Department of History
Recipient, Faculty Award for Outstanding Mentorship of GSIs
Background of the Award
Excerpts from the GSIs’ Nomination Letters
Background of the Award
Each spring graduate students are invited to nominate faculty members for the Faculty Award for Outstanding Mentorship of GSIs. Typically each nomination is supported by several GSIs who have worked with the honoree. The award, sponsored by the Graduate Council’s Advisory Committee for GSI Affairs and the GSI Teaching & Resource Center, is presented as a surprise in the faculty member’s classroom, with the GSIs and other departmental faculty and staff present.
Rodolfo John Alaniz of History is one of the three faculty members who received the award in April 2016. Laura Stoker, professor of political science and chair of the Graduate Council’s Faculty Committee for GSI Affairs, presented the award plaque.
The excerpts below reflect mentoring activities that the GSI found especially effective.
Excerpts from the GSIs’ Nomination Letters
GSIs credited John for modeling exceptional skills in designing courses and assignments:
John designs the course syllabus with GSIs in mind. Papers build on one another, making grading easier (and giving the students the opportunity to delve into original research and refine their project over time). Assignments were staggered at appropriate intervals, and final papers were due well before the end of the semester, giving us the last couple of weeks of the semester to focus on our own work.
Before each assignment, John was explicit about clarifying intended learning goals for each assignment and encouraged my fellow GSI and I also to be open about our learning outcomes when we explained assignments in section. Developing this practice over the semester helped me gain a clearer and more specified sense of my purpose in the classroom and my part in guiding students toward these learning outcomes.
The GSIs appreciated how John treated both students and GSIs as junior scholars:
In lecture and office hours, he addressed the students as junior scholars, encouraging them to do original work and eliciting their opinions on the material being covered. He also took care to regularly invoke the GSIs as his co-teachers — a subtle and effective cue to the students that they should respect us as they did him.
John’s foundational commitment to open communication, professional responsibility and integrity, and fostering growth in students, GSIs, and himself set the tone from the beginning that we were a teaching team.
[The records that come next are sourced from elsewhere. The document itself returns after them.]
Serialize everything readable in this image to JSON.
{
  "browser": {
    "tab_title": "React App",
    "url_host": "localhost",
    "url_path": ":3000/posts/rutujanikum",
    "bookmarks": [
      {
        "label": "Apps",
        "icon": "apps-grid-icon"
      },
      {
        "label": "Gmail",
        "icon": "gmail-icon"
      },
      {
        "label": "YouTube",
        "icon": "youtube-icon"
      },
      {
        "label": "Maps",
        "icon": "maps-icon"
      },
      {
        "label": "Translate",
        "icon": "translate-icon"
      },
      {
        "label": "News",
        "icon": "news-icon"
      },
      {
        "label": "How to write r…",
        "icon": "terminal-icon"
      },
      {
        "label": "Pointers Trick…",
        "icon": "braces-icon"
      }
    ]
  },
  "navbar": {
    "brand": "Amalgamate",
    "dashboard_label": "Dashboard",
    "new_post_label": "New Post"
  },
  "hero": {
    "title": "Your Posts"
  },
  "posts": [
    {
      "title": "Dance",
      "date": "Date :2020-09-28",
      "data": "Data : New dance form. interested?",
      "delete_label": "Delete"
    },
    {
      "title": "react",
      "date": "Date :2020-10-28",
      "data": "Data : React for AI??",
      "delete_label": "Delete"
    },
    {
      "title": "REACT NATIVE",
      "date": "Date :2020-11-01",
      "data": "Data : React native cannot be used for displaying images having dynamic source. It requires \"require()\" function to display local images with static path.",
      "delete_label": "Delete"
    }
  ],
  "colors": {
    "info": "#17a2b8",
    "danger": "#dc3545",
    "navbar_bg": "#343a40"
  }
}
John provided excellent ongoing support for his GSIs throughout the semester and invited feedback from them:
John met with us weekly to discuss upcoming lectures and assignments, and to address whatever questions or concerns we might have. He was very open and supportive about sharing tips for how to improve discussions (such as setting learning objectives for each section, and enlisting more talkative students in encouraging less talkative ones to speak up), and giving practical tips about how to grade papers and exams efficiently and effectively. At the same time, he gave us a great degree of flexibility in how we wanted to run section, encouraging us to experiment with whatever techniques we saw fit and offering comments when we reported back. Based on our feedback, he also make modifications to his lecture to address the students’ needs — for example, adding an in-class exercise about how to write concisely.
GSIs summarized John’s mentorship in this way:
Through conversing with John during our weekly meetings and watching him interact with students in class, I learned what it meant to be a compassionate teacher, one who recognized that student success was not formulaic and groomed in the classroom alone but, rather, something that required appreciating students as constantly engaged in a larger process of self-understanding and growth.